La course à la construction de capacités en intelligence artificielle pourrait introduire une source d'inflation nouvelle et puissante, remettant en cause la dépendance du secteur technologique aux taux d'intérêt bas et menaçant les valorisations sur l'ensemble du marché. Bien que longtemps saluée comme une force déflationniste, l'ampleur massive des investissements requis pour l'infrastructure physique de l'IA pourrait d'abord avoir l'effet inverse.
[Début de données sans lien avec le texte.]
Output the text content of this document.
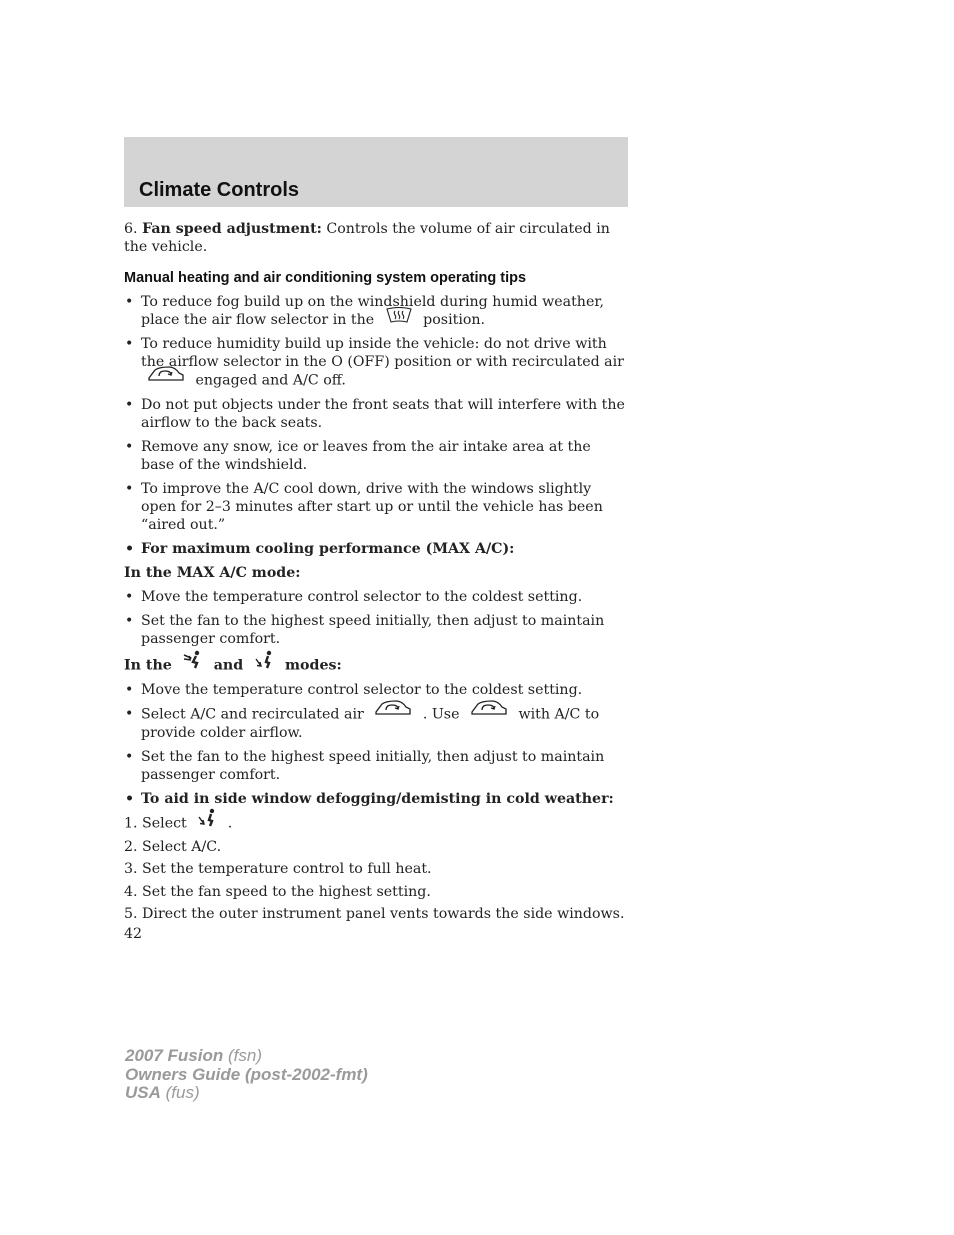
Climate Controls

6. Fan speed adjustment: Controls the volume of air circulated in the vehicle.

Manual heating and air conditioning system operating tips
• To reduce fog build up on the windshield during humid weather, place the air flow selector in the	position.
• To reduce humidity build up inside the vehicle: do not drive with the airflow selector in the O (OFF) position or with recirculated air  engaged and A/C off.
• Do not put objects under the front seats that will interfere with the airflow to the back seats.
• Remove any snow, ice or leaves from the air intake area at the base of the windshield.
• To improve the A/C cool down, drive with the windows slightly open for 2–3 minutes after start up or until the vehicle has been “aired out.”
• For maximum cooling performance (MAX A/C):

In the MAX A/C mode:

• Move the temperature control selector to the coldest setting.
• Set the fan to the highest speed initially, then adjust to maintain passenger comfort.

In the	and	modes:

• Move the temperature control selector to the coldest setting.
• Select A/C and recirculated air	. Use	with A/C to provide colder airflow.
• Set the fan to the highest speed initially, then adjust to maintain passenger comfort.
• To aid in side window defogging/demisting in cold weather:

1. Select	.

2. Select A/C.

3. Set the temperature control to full heat.

4. Set the fan speed to the highest setting.

5. Direct the outer instrument panel vents towards the side windows.

42
2007 Fusion (fsn)
Owners Guide (post-2002-fmt)
USA (fus)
Le marché est déjà aux prises avec des pressions inflationnistes qui pourraient limiter la capacité de la Réserve fédérale à réduire les taux. « Le candidat à la présidence de la Fed, Kevin Warsh, sera probablement entravé dans sa capacité à offrir à Trump les baisses de taux que le président souhaite, car les prix du pétrole et l'inflation resteront plus élevés que prévu pendant longtemps », a déclaré Rob Morgan, vice-président senior chez Mosaic, à CNBC. Cette nouvelle vague de dépenses d'investissement liées à l'IA ajoute une variable complexe supplémentaire aux calculs de la Fed.
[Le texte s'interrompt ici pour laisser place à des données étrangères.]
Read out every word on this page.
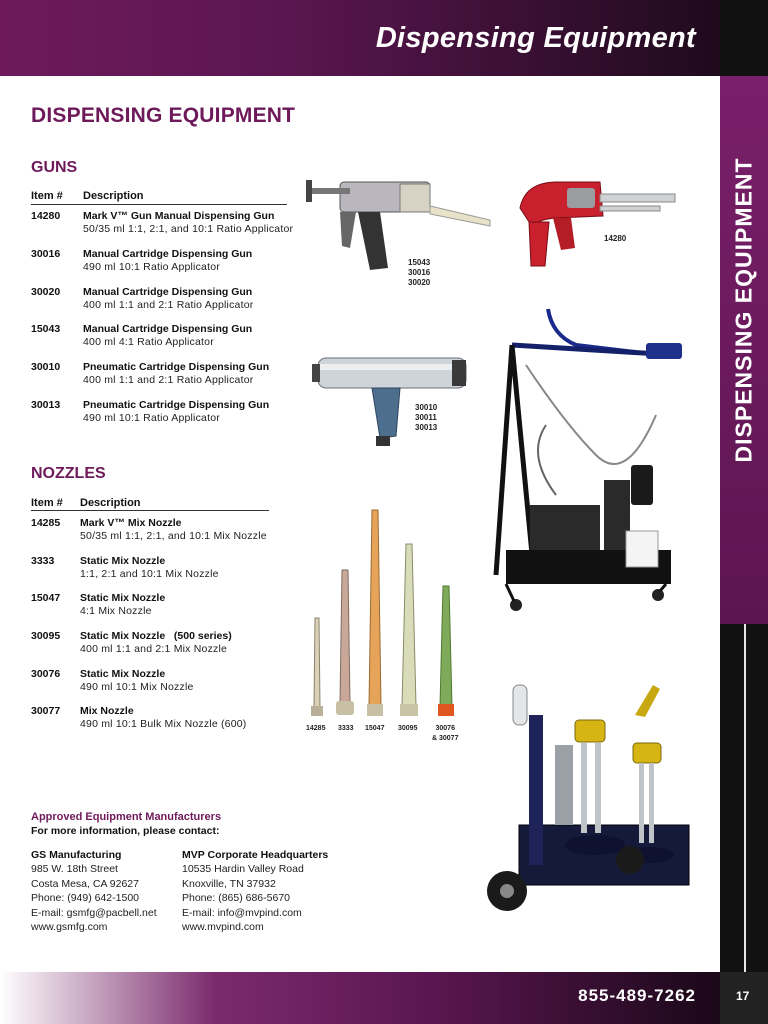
Dispensing Equipment
DISPENSING EQUIPMENT
DISPENSING EQUIPMENT
GUNS
Item # Description
14280 Mark V™ Gun Manual Dispensing Gun
50/35 ml 1:1, 2:1, and 10:1 Ratio Applicator
30016 Manual Cartridge Dispensing Gun
490 ml 10:1 Ratio Applicator
30020 Manual Cartridge Dispensing Gun
400 ml 1:1 and 2:1 Ratio Applicator
15043 Manual Cartridge Dispensing Gun
400 ml 4:1 Ratio Applicator
30010 Pneumatic Cartridge Dispensing Gun
400 ml 1:1 and 2:1 Ratio Applicator
30013 Pneumatic Cartridge Dispensing Gun
490 ml 10:1 Ratio Applicator
NOZZLES
Item # Description
14285 Mark V™ Mix Nozzle
50/35 ml 1:1, 2:1, and 10:1 Mix Nozzle
3333 Static Mix Nozzle
1:1, 2:1 and 10:1 Mix Nozzle
15047 Static Mix Nozzle
4:1 Mix Nozzle
30095 Static Mix Nozzle   (500 series)
400 ml 1:1 and 2:1 Mix Nozzle
30076 Static Mix Nozzle
490 ml 10:1 Mix Nozzle
30077 Mix Nozzle
490 ml 10:1 Bulk Mix Nozzle (600)
15043
30016
30020
14280
30010
30011
30013
14285 3333 15047 30095	30076
& 30077
Approved Equipment Manufacturers
For more information, please contact:
GS Manufacturing
985 W. 18th Street
Costa Mesa, CA 92627
Phone: (949) 642-1500
E-mail: gsmfg@pacbell.net
www.gsmfg.com
MVP Corporate Headquarters
10535 Hardin Valley Road
Knoxville, TN 37932
Phone: (865) 686-5670
E-mail: info@mvpind.com
www.mvpind.com
855-489-7262	17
La Fed a récemment maintenu son taux d'intérêt de référence dans une fourchette de 3,5 % à 3,75 %, citant une inflation persistante liée aux chocs de la chaîne d'approvisionnement. Aujourd'hui, un nouveau choc de demande pourrait se former. La mise en place de l'IA nécessite des dépenses immenses en biens physiques et en énergie — des GPU de Nvidia et des puces d'Intel à la construction de vastes centres de données qui consomment autant d'électricité que de petites villes. Cette demande concentrée de ressources et de main-d'œuvre spécialisée risque de faire grimper les prix dans l'ensemble de l'économie industrielle.
Pour les investisseurs, cela soulève une question cruciale : « et alors ? ». Si les dépenses en IA s'avèrent inflationnistes, l'environnement de taux d'intérêt durablement élevés qu'elles nécessiteraient continuerait de peser sur les valorisations des actions technologiques, en particulier pour les entreprises qui ne bénéficient pas directement de la construction de l'infrastructure. L'avenir du marché pourrait dépendre de la question de savoir si les avantages déflationnistes de l'IA arriveront avant que ses coûts inflationnistes ne soient exigibles.
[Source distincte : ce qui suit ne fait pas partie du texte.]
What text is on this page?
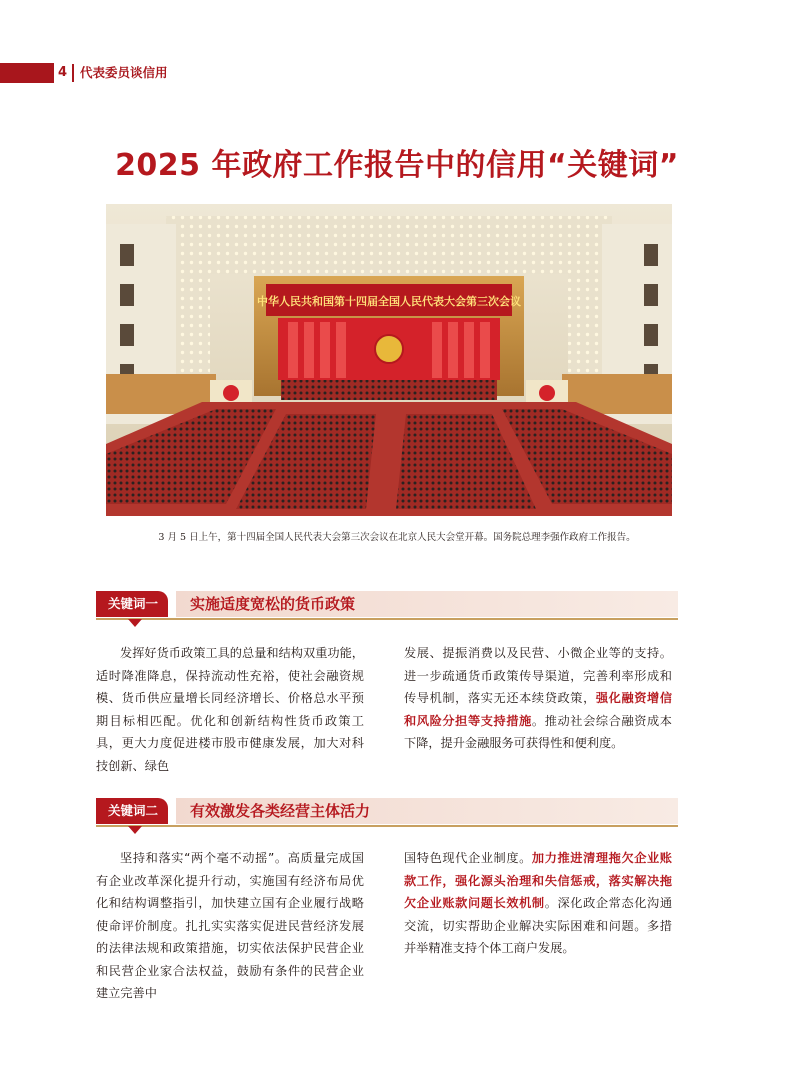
4 代表委员谈信用
2025 年政府工作报告中的信用“关键词”
中华人民共和国第十四届全国人民代表大会第三次会议
3 月 5 日上午，第十四届全国人民代表大会第三次会议在北京人民大会堂开幕。国务院总理李强作政府工作报告。
关键词一	实施适度宽松的货币政策

发挥好货币政策工具的总量和结构双重功能，适时降准降息，保持流动性充裕，使社会融资规模、货币供应量增长同经济增长、价格总水平预期目标相匹配。优化和创新结构性货币政策工具，更大力度促进楼市股市健康发展，加大对科技创新、绿色

发展、提振消费以及民营、小微企业等的支持。进一步疏通货币政策传导渠道，完善利率形成和传导机制，落实无还本续贷政策，强化融资增信和风险分担等支持措施。推动社会综合融资成本下降，提升金融服务可获得性和便利度。

关键词二	有效激发各类经营主体活力

坚持和落实“两个毫不动摇”。高质量完成国有企业改革深化提升行动，实施国有经济布局优化和结构调整指引，加快建立国有企业履行战略使命评价制度。扎扎实实落实促进民营经济发展的法律法规和政策措施，切实依法保护民营企业和民营企业家合法权益，鼓励有条件的民营企业建立完善中

国特色现代企业制度。加力推进清理拖欠企业账款工作，强化源头治理和失信惩戒，落实解决拖欠企业账款问题长效机制。深化政企常态化沟通交流，切实帮助企业解决实际困难和问题。多措并举精准支持个体工商户发展。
Les deux faces de la pièce IA
Le récit dominant présente l'IA comme une puissante force déflationniste, un point de vue centré sur son potentiel à débloquer des gains de productivité massifs. Le candidat à la présidence de la Réserve fédérale, Kevin Warsh, a lui-même reconnu qu'il serait plus ouvert à une baisse des taux face à un « boom de l'IA qui accroît la productivité ». Cependant, cet avantage à long terme occulte le coût à court terme. Avant que l'IA ne puisse rationaliser les industries, elle doit être construite, et la phase de construction est une période de dépenses d'investissement intenses et concentrées à une échelle rarement vue. Cette frénésie de dépenses dans le monde physique pour tout, du béton au câblage en cuivre en passant par les systèmes de refroidissement, représente un scénario classique d'inflation par la demande.
Une nécessité non discrétionnaire ?
À la pression inflationniste s'ajoute l'évolution de la mentalité des entreprises vis-à-vis de l'IA. Tout comme les consommateurs considèrent de plus en plus la beauté et le bien-être comme des dépenses essentielles, les entreprises commencent à considérer l'investissement dans l'IA comme non négociable. Une enquête récente de Zenoti a révélé que 33 % des consommateurs ont augmenté leurs dépenses de soins personnels en réponse au stress personnel ou professionnel. Un parallèle pourrait émerger dans le monde des affaires, où la peur d'être distancé entraîne une demande frénétique et inélastique pour les capacités d'IA. Lorsque les dépenses deviennent une nécessité perçue plutôt qu'un choix discrétionnaire, elles sont moins sensibles au prix, ce qui attise davantage les flammes de l'inflation.
Ce passage du luxe à la nécessité signifie que les entreprises pourraient continuer à investir des milliards dans l'IA même dans un environnement économique morose, créant ainsi un choc de demande durable et potentiellement inflationniste. Pour la Réserve fédérale, cela présente un nouveau défi : comment modéliser une source d'inflation tirée non pas par les consommateurs, mais par une course aux armements technologiques des entreprises. Les investisseurs, à leur tour, doivent apprendre à différencier les entreprises qui profitent de cette construction inflationniste de celles dont les modèles de croissance sont menacés par les taux d'intérêt élevés qui pourraient en résulter.
Cet article est fourni à titre informatif uniquement et ne constitue pas un conseil en investissement.